Si chiamano Tennis e cantano Runner, ma fanno una musica ad alto tasso calorico.
Una musica dolce, che sa di canditi, di caramelle dagli incarti colorati succhiate in qualche sala d’attesa del dentista, sfogliando annoiati riviste di moda in cui due tipi dall’aria strana – proprio come i Tennis – si aggirano sui set abbandonati degli anni Ottanta in cerca di una striscia da pippare o di una sigaretta da sporcare di rossetto.
Il mix di tastiere spaziali e chitarre ipertocche fanno da tapis-roulant alla voce anemica e macrobiotica di Alaina Moore ricordando gli ultimi esperimenti della vanished-bomb Kilye Minogue, il cui trip per la decade stroboscopica finì per intrappolarla artisticamente in una specie di teca da bamboline fuori moda e fuori peso.

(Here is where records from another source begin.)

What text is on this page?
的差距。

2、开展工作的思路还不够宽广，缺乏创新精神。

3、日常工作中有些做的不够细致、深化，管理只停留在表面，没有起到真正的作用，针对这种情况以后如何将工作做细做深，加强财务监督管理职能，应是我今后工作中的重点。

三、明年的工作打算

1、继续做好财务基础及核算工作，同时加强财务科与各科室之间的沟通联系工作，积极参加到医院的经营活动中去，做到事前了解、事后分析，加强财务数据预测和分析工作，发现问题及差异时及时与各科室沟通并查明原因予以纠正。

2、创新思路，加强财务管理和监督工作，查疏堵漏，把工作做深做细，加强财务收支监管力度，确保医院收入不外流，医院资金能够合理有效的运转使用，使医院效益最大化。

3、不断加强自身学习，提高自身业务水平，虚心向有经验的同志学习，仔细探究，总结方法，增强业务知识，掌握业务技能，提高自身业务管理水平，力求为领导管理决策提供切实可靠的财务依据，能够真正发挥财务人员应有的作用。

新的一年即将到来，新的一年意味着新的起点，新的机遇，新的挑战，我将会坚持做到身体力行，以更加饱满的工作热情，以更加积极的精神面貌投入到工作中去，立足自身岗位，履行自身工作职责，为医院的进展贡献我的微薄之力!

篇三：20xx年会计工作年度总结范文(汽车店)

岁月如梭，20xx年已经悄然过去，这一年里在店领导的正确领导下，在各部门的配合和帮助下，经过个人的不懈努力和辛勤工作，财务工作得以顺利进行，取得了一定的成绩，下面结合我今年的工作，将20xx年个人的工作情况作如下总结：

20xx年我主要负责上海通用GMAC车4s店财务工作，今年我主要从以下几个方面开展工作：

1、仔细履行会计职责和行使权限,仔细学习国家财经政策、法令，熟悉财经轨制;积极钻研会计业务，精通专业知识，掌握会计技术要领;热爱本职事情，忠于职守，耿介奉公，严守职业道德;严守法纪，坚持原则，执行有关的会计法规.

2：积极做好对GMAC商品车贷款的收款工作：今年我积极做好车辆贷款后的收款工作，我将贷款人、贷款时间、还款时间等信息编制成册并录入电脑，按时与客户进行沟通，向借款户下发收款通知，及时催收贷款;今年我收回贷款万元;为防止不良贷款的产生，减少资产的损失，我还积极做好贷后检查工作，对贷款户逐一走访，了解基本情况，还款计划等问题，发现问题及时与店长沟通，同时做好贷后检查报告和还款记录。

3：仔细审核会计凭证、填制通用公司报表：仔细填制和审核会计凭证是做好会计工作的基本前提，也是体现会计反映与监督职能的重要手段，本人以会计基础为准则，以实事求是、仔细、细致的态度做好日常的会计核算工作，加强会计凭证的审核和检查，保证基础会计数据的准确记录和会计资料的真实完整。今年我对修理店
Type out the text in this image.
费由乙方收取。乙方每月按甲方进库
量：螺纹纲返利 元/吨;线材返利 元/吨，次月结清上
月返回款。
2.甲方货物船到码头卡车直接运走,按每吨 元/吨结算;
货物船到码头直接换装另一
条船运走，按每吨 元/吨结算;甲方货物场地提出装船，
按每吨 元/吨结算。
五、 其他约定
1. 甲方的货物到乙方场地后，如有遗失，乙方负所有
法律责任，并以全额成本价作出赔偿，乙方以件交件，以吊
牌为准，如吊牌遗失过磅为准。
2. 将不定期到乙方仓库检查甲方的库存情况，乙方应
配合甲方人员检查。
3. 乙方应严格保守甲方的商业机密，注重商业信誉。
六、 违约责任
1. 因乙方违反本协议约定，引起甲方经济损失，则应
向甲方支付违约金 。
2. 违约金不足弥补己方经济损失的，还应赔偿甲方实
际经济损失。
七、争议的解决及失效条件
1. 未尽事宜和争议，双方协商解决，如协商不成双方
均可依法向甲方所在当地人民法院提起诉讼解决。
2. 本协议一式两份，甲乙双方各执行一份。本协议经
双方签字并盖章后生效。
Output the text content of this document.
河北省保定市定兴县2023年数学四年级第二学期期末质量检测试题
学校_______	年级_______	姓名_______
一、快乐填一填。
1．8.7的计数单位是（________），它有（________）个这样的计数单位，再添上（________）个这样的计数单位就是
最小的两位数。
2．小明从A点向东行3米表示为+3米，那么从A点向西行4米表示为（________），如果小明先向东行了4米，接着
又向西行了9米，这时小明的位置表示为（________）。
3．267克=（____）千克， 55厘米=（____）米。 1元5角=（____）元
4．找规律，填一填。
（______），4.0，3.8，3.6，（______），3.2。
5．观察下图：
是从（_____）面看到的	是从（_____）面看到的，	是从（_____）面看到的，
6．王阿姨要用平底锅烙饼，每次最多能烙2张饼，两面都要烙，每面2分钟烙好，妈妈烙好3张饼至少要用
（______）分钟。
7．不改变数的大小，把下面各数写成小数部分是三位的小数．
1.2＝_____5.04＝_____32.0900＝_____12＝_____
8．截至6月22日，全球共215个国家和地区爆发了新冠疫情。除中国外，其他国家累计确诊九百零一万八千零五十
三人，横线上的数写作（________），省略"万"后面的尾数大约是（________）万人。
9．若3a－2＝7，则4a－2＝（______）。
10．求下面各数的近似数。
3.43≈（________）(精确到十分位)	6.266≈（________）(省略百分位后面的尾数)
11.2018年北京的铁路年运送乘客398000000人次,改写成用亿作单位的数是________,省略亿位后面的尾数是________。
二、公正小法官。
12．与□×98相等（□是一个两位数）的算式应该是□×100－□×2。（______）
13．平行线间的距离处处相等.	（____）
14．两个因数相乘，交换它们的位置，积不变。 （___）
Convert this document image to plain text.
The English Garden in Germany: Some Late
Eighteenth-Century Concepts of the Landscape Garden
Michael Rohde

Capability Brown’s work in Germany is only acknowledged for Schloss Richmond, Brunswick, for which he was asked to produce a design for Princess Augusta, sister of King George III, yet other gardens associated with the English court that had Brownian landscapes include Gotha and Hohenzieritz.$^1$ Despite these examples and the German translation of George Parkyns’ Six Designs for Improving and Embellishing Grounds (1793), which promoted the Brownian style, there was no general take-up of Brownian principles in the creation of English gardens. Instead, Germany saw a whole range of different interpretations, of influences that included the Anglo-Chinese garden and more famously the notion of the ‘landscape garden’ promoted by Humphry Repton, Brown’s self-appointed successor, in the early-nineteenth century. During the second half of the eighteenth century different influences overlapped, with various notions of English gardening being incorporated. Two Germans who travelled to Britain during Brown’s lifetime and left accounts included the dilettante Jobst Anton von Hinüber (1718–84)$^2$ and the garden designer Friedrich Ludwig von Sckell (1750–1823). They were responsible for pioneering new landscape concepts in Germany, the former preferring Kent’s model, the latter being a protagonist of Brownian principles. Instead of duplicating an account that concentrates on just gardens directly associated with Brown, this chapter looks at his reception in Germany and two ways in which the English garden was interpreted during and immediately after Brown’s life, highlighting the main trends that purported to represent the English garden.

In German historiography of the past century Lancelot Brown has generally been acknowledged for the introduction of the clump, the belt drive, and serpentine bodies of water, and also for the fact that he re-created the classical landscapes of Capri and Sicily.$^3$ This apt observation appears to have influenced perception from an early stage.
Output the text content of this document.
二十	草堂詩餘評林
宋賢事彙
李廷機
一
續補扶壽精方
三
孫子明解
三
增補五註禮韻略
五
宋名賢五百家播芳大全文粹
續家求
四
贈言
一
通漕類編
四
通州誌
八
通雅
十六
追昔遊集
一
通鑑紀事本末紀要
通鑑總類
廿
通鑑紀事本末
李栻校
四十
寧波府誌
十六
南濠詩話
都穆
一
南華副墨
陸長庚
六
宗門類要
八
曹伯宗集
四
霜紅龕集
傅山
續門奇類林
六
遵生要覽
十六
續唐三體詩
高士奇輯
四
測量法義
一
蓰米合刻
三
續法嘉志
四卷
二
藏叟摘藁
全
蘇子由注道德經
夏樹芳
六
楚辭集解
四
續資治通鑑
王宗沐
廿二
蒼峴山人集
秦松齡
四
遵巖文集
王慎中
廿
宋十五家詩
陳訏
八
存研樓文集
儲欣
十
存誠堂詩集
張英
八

Questi due però sono giovani, vegan-chic, americanissimi e votati al pastiche tecno-lisergico a base di endorfine e bevande iperproteiche verdi. E mentre la casalinga di Roccaferrata corre lungo l’autostrada mentale della piccola palestra di periferia, la vocina della Moore la esorta con perfidia consapevole a portare lei e il suo culo sformato nella terra promessa del pop.